Are home broadband prices going up or down? It might seem an easy question to answer. "Up," of course, many will say. But ask a different question: what are the price trends compared to other essential products. One might get a different answer.
Home broadband pricing comparisons are more tricky than you might suppose. One has to choose which sorts of plans to compare. Is the comparison to be made of the most-affordable plans, those in the middle or the highest-priced plans?
And what if half or more of all customers buy service bundles, not stand-alone internet access plans? Does one exclude buying behavior from half or more of the audience? And what if a significant percentage of customers are on promotional plans? Does one compare those, or only the “standard” plan pricing when promotional periods end?
In other words, it does not make sense to compare price plans most consumers do not buy. Though judgment and choices must be made, what are the plans “most” consumers actually buy? As a rule, that will mean comparing not the value plans or the highest-cost plans, but plans someplace “in the middle of the range,” as that is what most consumers actually buy.
All that and we have to include the impact of inflation, which distorts longer-term “real” price trends. Finally, there are changes in product quality over time. Does one compare 10 Mbps plans to 100 Mbps or 1,000 Mbps over time? And if so, how does one adjust for quality improvements? Such hedonic adjustment applies whenever legacy products have changed in some key way that makes them new products.
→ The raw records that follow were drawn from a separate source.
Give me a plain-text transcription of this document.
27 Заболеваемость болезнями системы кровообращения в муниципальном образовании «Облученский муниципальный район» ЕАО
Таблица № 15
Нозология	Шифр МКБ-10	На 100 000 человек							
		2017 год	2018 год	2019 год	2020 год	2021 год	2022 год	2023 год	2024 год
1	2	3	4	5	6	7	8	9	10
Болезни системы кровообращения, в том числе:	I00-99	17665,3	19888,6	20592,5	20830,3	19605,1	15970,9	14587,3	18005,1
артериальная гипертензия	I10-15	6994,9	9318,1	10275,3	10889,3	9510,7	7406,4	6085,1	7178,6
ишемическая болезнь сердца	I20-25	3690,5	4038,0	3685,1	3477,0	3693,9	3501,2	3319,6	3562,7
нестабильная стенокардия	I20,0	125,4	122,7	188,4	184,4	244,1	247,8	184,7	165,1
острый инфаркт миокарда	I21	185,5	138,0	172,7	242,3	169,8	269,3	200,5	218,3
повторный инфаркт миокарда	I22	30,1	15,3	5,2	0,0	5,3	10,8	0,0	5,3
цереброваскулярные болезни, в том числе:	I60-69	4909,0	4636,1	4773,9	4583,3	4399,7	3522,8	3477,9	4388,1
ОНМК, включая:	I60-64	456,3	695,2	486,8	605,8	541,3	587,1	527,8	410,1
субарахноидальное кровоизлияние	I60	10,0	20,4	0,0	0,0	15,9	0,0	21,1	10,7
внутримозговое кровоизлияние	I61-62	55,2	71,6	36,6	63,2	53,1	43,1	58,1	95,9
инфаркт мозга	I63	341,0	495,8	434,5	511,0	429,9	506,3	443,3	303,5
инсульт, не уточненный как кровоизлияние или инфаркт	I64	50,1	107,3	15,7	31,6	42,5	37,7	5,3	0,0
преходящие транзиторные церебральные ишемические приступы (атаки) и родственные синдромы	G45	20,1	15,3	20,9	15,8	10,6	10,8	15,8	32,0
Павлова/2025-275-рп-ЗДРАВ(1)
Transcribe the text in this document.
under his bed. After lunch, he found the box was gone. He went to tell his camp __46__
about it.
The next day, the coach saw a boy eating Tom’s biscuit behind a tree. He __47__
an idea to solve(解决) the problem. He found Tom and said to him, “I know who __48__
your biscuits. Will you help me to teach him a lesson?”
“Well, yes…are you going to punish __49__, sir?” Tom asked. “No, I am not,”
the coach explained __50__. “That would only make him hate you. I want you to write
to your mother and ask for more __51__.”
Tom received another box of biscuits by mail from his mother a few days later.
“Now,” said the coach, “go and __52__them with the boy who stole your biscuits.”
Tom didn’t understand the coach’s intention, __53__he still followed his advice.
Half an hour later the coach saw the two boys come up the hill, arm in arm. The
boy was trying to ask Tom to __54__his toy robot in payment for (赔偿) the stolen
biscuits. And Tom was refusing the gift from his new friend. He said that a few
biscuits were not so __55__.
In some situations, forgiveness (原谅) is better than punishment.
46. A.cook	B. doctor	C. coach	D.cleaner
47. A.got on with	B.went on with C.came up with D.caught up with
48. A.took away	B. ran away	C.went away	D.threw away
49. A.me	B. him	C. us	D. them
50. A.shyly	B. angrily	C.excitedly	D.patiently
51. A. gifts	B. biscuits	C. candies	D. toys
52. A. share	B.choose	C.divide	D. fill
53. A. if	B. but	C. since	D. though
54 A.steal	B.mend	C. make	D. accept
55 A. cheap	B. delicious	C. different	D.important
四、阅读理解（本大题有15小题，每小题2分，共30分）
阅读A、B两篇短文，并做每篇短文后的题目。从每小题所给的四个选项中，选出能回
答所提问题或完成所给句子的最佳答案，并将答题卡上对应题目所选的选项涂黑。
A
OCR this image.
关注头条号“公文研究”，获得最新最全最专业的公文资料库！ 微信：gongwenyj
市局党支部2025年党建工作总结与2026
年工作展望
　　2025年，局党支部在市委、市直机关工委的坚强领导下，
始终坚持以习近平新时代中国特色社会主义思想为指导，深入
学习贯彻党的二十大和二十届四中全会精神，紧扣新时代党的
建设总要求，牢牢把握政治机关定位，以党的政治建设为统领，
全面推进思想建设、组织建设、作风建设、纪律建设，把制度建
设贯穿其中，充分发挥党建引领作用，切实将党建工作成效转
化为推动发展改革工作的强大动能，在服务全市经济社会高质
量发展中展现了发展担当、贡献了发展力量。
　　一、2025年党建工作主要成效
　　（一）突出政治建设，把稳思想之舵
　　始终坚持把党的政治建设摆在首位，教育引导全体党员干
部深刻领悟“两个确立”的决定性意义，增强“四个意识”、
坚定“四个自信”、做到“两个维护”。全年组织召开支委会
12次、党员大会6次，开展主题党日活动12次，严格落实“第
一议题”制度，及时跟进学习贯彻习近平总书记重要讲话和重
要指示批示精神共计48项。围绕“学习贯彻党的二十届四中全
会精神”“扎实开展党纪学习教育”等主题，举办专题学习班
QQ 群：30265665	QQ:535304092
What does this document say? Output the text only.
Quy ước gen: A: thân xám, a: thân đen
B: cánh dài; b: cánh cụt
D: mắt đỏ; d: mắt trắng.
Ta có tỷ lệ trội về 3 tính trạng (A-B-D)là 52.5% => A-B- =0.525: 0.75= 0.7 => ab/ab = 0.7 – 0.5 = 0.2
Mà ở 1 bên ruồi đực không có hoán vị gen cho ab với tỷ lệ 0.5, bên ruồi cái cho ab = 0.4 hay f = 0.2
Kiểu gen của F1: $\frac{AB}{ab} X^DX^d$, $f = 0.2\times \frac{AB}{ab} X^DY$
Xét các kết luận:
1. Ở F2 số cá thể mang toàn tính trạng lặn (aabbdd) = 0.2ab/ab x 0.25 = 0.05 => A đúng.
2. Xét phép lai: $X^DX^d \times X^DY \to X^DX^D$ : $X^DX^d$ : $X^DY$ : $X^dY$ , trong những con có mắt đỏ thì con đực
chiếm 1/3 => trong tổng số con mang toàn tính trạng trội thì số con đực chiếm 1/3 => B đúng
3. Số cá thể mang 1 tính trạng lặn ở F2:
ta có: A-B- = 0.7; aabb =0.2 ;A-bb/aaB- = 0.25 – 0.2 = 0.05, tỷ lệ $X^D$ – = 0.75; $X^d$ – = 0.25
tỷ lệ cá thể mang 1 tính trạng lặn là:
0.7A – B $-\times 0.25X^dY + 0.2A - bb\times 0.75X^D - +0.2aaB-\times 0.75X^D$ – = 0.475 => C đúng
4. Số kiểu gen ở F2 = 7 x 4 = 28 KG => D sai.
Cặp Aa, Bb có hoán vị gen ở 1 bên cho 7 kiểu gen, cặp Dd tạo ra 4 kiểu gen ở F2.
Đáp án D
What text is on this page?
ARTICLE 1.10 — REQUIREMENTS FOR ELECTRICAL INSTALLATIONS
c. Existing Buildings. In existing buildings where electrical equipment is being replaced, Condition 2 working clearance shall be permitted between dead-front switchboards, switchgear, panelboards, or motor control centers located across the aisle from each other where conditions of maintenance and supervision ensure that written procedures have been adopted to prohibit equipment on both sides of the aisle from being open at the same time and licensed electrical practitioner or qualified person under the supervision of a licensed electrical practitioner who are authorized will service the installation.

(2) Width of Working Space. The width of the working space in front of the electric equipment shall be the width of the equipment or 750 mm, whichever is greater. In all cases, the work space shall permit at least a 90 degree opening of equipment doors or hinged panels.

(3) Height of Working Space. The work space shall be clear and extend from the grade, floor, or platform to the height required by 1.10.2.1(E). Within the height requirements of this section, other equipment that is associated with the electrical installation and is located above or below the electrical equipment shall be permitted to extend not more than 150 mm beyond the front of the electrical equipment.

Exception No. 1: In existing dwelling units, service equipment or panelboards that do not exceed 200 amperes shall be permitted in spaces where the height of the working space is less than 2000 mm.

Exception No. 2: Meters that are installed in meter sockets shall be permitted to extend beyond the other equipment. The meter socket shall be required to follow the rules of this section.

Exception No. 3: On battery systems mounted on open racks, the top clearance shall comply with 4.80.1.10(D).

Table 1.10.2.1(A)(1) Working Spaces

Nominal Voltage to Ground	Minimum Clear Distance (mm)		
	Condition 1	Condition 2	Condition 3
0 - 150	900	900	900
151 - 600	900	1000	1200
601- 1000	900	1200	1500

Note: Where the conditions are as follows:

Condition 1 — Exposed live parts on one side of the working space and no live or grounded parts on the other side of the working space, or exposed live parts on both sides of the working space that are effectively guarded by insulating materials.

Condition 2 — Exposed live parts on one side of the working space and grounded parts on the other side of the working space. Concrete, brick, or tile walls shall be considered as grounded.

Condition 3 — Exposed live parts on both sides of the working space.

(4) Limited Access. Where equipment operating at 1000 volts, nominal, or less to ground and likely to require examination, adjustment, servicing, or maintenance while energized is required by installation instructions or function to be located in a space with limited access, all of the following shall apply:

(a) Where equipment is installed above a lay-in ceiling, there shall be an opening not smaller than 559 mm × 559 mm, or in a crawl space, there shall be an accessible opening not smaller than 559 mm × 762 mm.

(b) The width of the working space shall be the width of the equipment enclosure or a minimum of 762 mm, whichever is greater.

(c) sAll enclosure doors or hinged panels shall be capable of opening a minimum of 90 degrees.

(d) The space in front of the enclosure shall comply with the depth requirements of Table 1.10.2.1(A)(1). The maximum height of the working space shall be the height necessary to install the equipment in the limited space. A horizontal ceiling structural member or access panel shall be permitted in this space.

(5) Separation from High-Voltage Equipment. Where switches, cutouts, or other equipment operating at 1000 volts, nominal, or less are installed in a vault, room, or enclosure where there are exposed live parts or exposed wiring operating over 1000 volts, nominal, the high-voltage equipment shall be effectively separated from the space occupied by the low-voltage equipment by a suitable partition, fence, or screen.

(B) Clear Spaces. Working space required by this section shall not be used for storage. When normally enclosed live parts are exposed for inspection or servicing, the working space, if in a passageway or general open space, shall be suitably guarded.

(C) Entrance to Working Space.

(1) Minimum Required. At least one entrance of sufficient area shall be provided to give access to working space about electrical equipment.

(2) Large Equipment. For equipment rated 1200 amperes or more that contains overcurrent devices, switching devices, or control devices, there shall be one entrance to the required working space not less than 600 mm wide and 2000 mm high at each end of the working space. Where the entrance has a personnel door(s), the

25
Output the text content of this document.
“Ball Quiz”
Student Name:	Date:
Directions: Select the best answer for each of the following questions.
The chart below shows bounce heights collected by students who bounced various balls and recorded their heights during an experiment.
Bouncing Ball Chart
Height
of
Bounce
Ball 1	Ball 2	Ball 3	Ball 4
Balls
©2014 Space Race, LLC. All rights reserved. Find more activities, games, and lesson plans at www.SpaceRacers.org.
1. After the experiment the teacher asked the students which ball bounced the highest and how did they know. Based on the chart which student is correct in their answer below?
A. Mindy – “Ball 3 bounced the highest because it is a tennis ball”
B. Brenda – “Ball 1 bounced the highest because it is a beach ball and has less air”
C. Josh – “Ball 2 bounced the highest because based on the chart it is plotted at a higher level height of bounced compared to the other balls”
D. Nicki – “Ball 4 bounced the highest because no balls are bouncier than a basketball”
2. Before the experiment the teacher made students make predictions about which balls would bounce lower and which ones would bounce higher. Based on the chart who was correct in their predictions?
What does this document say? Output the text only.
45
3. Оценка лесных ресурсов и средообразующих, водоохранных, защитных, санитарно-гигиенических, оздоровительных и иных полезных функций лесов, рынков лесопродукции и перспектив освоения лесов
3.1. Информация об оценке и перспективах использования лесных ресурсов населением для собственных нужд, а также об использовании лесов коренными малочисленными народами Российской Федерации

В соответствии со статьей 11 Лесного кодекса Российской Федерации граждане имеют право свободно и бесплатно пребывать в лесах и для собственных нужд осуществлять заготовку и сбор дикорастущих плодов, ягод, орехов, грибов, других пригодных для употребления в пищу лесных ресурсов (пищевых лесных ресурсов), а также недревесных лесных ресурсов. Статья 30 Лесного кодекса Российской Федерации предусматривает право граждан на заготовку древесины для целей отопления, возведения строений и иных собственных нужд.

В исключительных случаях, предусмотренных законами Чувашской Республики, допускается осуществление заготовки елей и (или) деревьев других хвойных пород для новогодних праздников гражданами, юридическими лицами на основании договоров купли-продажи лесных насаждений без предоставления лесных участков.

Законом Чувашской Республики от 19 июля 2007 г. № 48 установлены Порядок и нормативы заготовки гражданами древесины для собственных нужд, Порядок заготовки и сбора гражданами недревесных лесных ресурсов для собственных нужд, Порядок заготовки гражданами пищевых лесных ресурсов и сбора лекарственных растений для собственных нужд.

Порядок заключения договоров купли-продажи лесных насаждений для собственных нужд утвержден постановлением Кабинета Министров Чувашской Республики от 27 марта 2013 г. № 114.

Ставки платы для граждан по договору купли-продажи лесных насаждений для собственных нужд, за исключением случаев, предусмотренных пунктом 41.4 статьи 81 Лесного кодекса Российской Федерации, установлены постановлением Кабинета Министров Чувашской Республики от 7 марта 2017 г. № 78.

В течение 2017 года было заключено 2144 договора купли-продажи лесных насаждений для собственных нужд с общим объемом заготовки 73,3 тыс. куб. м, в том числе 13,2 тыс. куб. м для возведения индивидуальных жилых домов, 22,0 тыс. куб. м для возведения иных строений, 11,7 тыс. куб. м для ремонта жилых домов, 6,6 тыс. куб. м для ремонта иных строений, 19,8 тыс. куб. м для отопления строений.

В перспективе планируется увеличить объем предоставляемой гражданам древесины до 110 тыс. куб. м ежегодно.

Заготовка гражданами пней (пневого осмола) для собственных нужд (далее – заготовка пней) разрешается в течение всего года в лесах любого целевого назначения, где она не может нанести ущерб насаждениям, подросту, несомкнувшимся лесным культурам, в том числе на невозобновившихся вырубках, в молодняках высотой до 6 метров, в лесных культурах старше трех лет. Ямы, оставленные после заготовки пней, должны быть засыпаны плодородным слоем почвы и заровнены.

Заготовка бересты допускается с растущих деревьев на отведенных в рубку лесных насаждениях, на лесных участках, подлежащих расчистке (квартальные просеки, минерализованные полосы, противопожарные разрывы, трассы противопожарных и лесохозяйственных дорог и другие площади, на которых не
The classic example has been personal computer technology. But internet access also has changed in similar ways over time.
It is hard to answer the question “have home broadband prices risen since 2009?” without using hedonic adjustment and also adjusting for inflation. The Bureau of Labor Statistics uses hedonic adjustment to track producer prices for home broadband, for example, since speed and other attributes change over time.
The rationale is that a dial-up internet connection is not a comparable service to home broadband at various speeds (10 Mbps, 100 Mbps, 1 Gbps, for example). Since prices tend to stay about the same over time while speeds have increased for the “most bought” tiers of service, BLS adjusts prices to account for quality improvements.
source: Bureau of Labor Statistics
In other words, home broadband prices might not be “too high.” Where many other essential products have seen price increases--even before the recent bout of high inflation--home broadband prices arguably have decreased.
Ignoring hedonic changes, Compared to 2008, fixed network broadband costs have fallen, globally, though there is a slight rise in developed nations, driven by consumer preferences for higher-priced and higher-speed services, according to International Telecommunications Union data.
Consumers do not like price increases, it goes without saying. But nominal price increases, when inflation is at any rate above zero, are going to happen. Real price increases must adjust for currency differences, inflation rates and hedonic quality changes, not to mention actual consumer behavior.